I sympathize with Gideon Rachman not being inspired by Obama's speeches, but then, he's not the person those speeches are targeted towards. On the American left, there is a great deal of defeatism. People who are better at the big picture than I am say that a great deal of that defeatism and pessimism is warranted, that many of the easy assumptions of American wealth and power are doomed to go away. The life we have known, they tell me, is not to be. There is a good deal of quoting of Gandalf on the subject of Gondor.
So if his point is that the speeches don't challenge, I think that's not correct. Obama is challenging the very dark consensus on the American left about an America in decline, and an American empire that has outlived its usefulness.
Let me offer a different perspective, and that i that mere optimism is, and should be, held in low regard right now. Has there been any more perpetually optimistic administration than that of George W. Bush? Has anyone ever made so many promises about how things are going to get better? Mere faith in one's movement, is not enough.

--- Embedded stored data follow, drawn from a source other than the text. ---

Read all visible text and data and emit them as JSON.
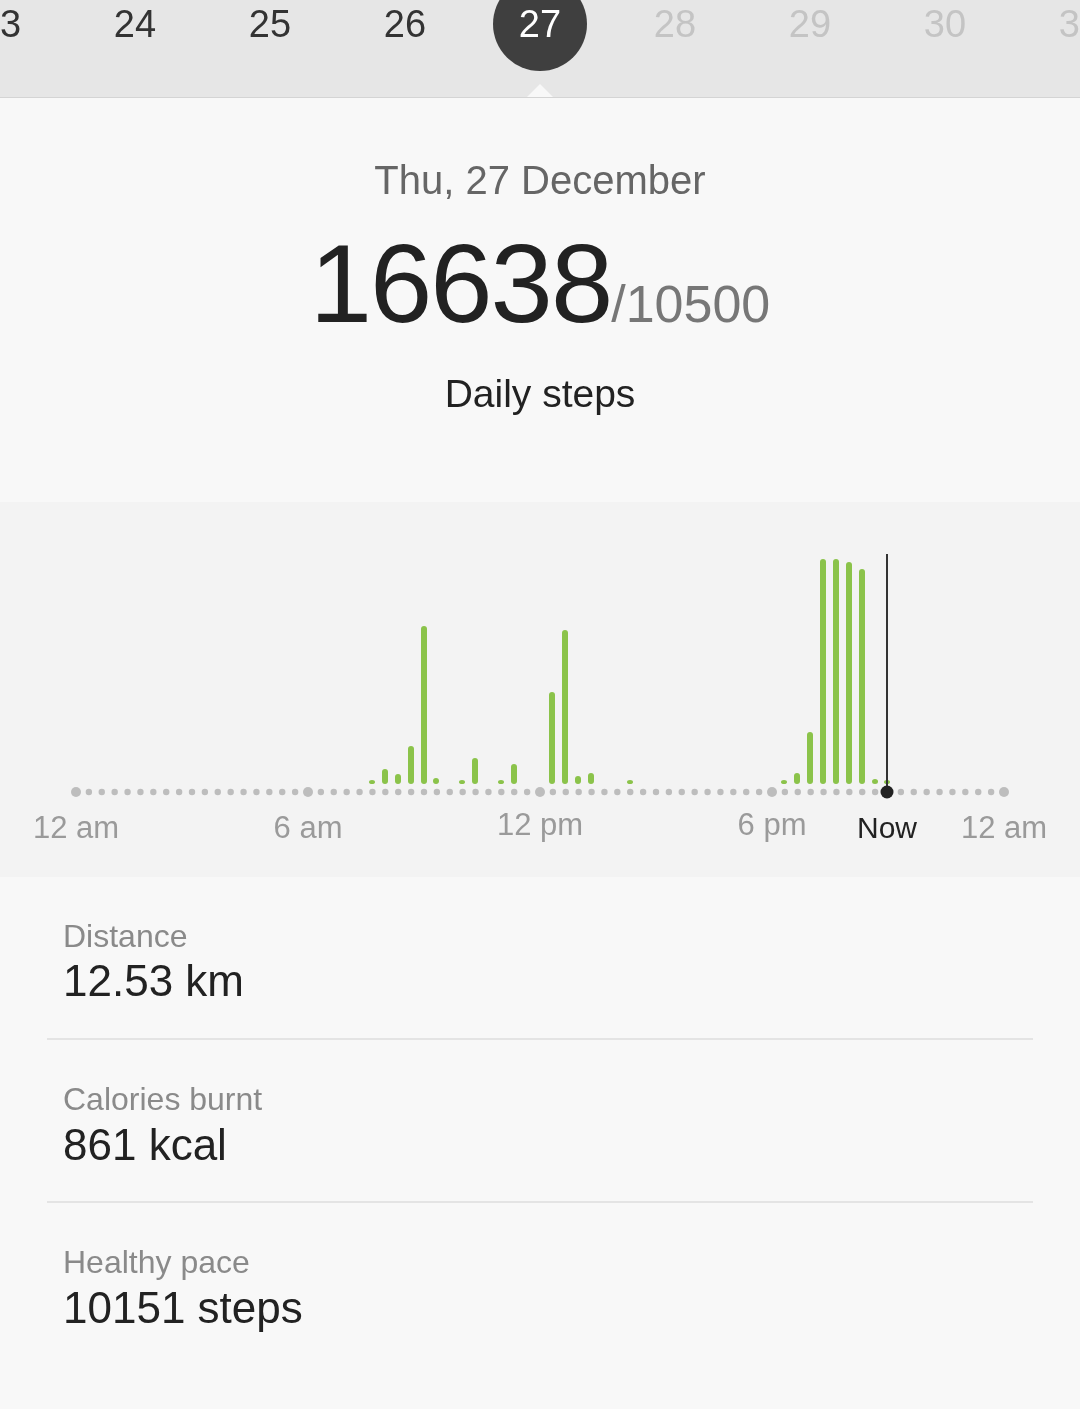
{
  "date_strip": [
    {
      "label": "3",
      "selected": false,
      "disabled": false
    },
    {
      "label": "24",
      "selected": false,
      "disabled": false
    },
    {
      "label": "25",
      "selected": false,
      "disabled": false
    },
    {
      "label": "26",
      "selected": false,
      "disabled": false
    },
    {
      "label": "27",
      "selected": true,
      "disabled": false
    },
    {
      "label": "28",
      "selected": false,
      "disabled": true
    },
    {
      "label": "29",
      "selected": false,
      "disabled": true
    },
    {
      "label": "30",
      "selected": false,
      "disabled": true
    },
    {
      "label": "3",
      "selected": false,
      "disabled": true
    }
  ],
  "summary": {
    "date": "Thu, 27 December",
    "steps": "16638",
    "goal": "/10500",
    "caption": "Daily steps"
  },
  "chart": {
    "axis_labels": [
      {
        "label": "12 am",
        "kind": "tick"
      },
      {
        "label": "6 am",
        "kind": "tick"
      },
      {
        "label": "12 pm",
        "kind": "tick"
      },
      {
        "label": "6 pm",
        "kind": "tick"
      },
      {
        "label": "Now",
        "kind": "now"
      },
      {
        "label": "12 am",
        "kind": "tick"
      }
    ]
  },
  "stats": [
    {
      "label": "Distance",
      "value": "12.53 km"
    },
    {
      "label": "Calories burnt",
      "value": "861 kcal"
    },
    {
      "label": "Healthy pace",
      "value": "10151 steps"
    }
  ]
}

What I keep listening for is a reason to belive. Not a reason to believe that Obama believes in himself, he very clearly does. But then, I've got a President now who has complete faith in himself, and John McCain has complete faith in himself. But Rachman and Clive Brook aren't arguing over McCain and Bush, versus Obama. There's a reason for that. That reason is that the last 8 years have shown, to almost any neutral observer's sufficient satisfaction, that Bush and Bushism are a failure, that they suck the life out of the United States, and give the world a burning war boom which impoverishes many, while enriching a few.
I've heard, read, and listened to many people who believe that change is possible, and that great changes are possible. But Barak Obama hasn't promised great changes, merely change. He hasn't laid out grand visions. Instead he seems to tell me that the only problem we have is that a few bad decisions were made in Washington. I can believe that the war was a catastrophic mistake. I've believed so ever since I woke up and realized that the United States was going to invade Iraq, even if Saddam crawled on bended knees from Baghdad to Washington DC.

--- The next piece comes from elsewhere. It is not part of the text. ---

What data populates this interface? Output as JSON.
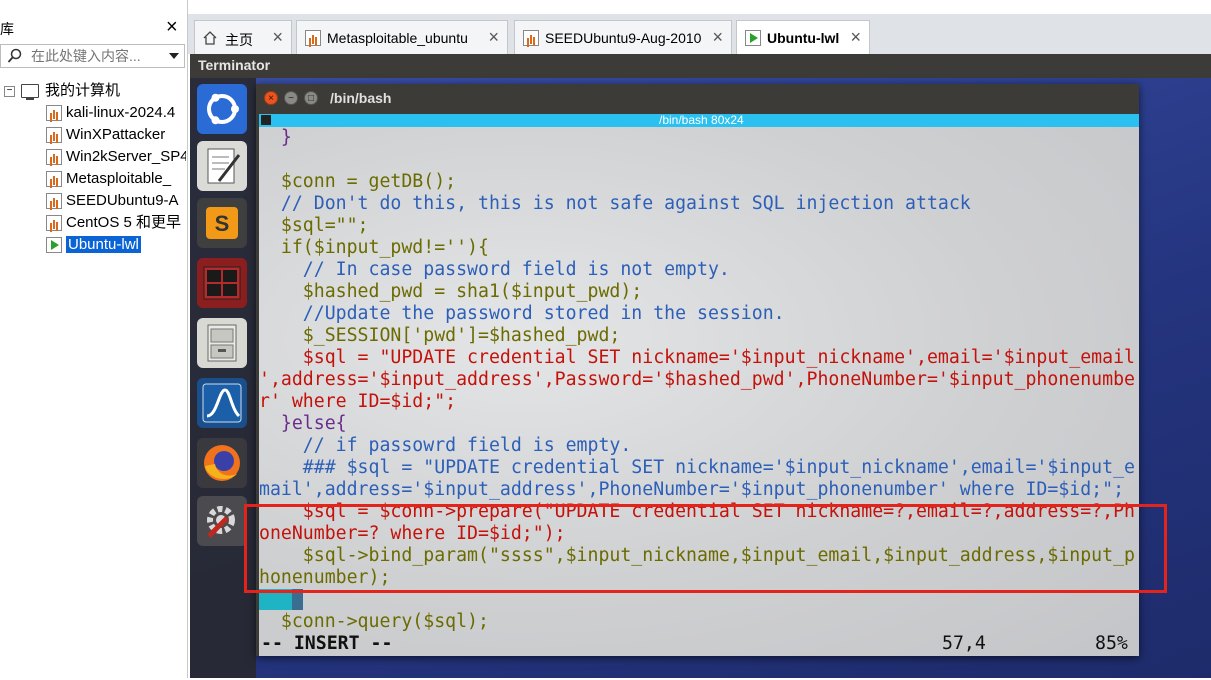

However, there are larger problems than can be solved by stopping the present. And for these, I don't find Obama's speeches moving, because he doesn't seem to tell me how we can do these things. One of the parts of my political awakening was reading Paul Kruman call George W. Bush everything but a liar in the run up to the election of 2000. I turns out that this is because he was forbidden to use that word. George W. Bush was filled with promises that we could do everything. It turns out that his optimism was based on the idea that we would have a fast invasion of Iraq, and that that would be enough "loot," to use a favorite word that many have used, to feed all the promises.

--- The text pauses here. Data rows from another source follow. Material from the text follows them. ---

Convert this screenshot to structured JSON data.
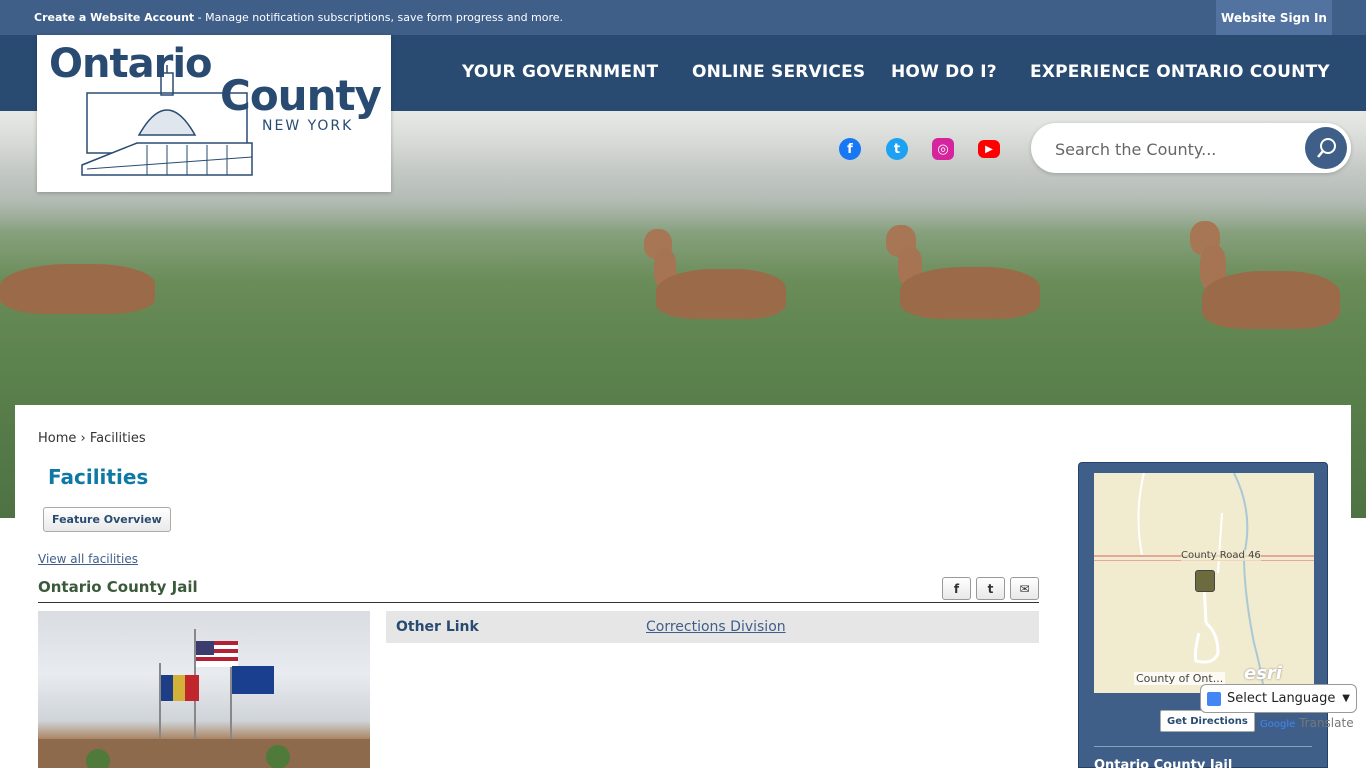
{
  "topbar": {
    "create_account": "Create a Website Account",
    "message": " - Manage notification subscriptions, save form progress and more.",
    "sign_in": "Website Sign In"
  },
  "logo": {
    "line1": "Ontario",
    "line2": "County",
    "line3": "NEW YORK"
  },
  "nav": [
    "YOUR GOVERNMENT",
    "ONLINE SERVICES",
    "HOW DO I?",
    "EXPERIENCE ONTARIO COUNTY"
  ],
  "social": [
    {
      "name": "facebook-icon",
      "glyph": "f",
      "color": "#1877f2"
    },
    {
      "name": "twitter-icon",
      "glyph": "t",
      "color": "#1da1f2"
    },
    {
      "name": "instagram-icon",
      "glyph": "◎",
      "color": "#d6249f"
    },
    {
      "name": "youtube-icon",
      "glyph": "▶",
      "color": "#ff0000"
    }
  ],
  "search": {
    "placeholder": "Search the County..."
  },
  "breadcrumb": {
    "home": "Home",
    "separator": "›",
    "current": "Facilities"
  },
  "page": {
    "title": "Facilities",
    "feature_overview": "Feature Overview",
    "view_all": "View all facilities",
    "facility_title": "Ontario County Jail"
  },
  "share": {
    "facebook": "f",
    "twitter": "t",
    "email": "✉"
  },
  "details": {
    "label": "Other Link",
    "link": "Corrections Division"
  },
  "map": {
    "road_label": "County Road 46",
    "attribution": "County of Ont...",
    "esri": "esri"
  },
  "sidebar": {
    "directions": "Get Directions",
    "title": "Ontario County Jail"
  },
  "translate": {
    "select": "Select Language",
    "powered_google": "Google",
    "powered_translate": "Translate"
  },
  "colors": {
    "primary": "#294b72",
    "accent": "#3f5f89",
    "title": "#0f78a4"
  }
}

So "Yes we can!" is a challenge, a challenge to many people, like myself, who have been unalterably opposed to the last eight years, and see the signs of decline and failure in America. Books form Jared Diamond, Paul Krugman, and others, have centered around the theme of a great ending. Obama, is making a challenge to a party and a position on the political scale which has predicted failure and disaster from Bush's policies. So far predicting that a Bush policy would be a disaster for everyone but the very rich and Bush himself, has been reasonably accurate.
This means that a more productive argument, I think, would not be over whether Obama is this or that, because we've past the point in the campaign when anyone is going to say anything substantial. The next real glimpse we will get is when the convention arrives, and the final candidate outlines their platform for seeking the Presidency. Until then, it is kabuki theater in the dark.
Instead I would propose that nothing will be done without believing that something can be done. Here is a moment when even Presidents are smaller than the forces that swirl around them. Canute could not hold back the tides, the legend goes, and the next President of the United States can't hold back global warming.
It's time to ignore who will be President for a while, and focus instead on what will be true no matter what. I'm sure that the great minds of the greater world will find that deeper drink than repetitions of "Yes we can."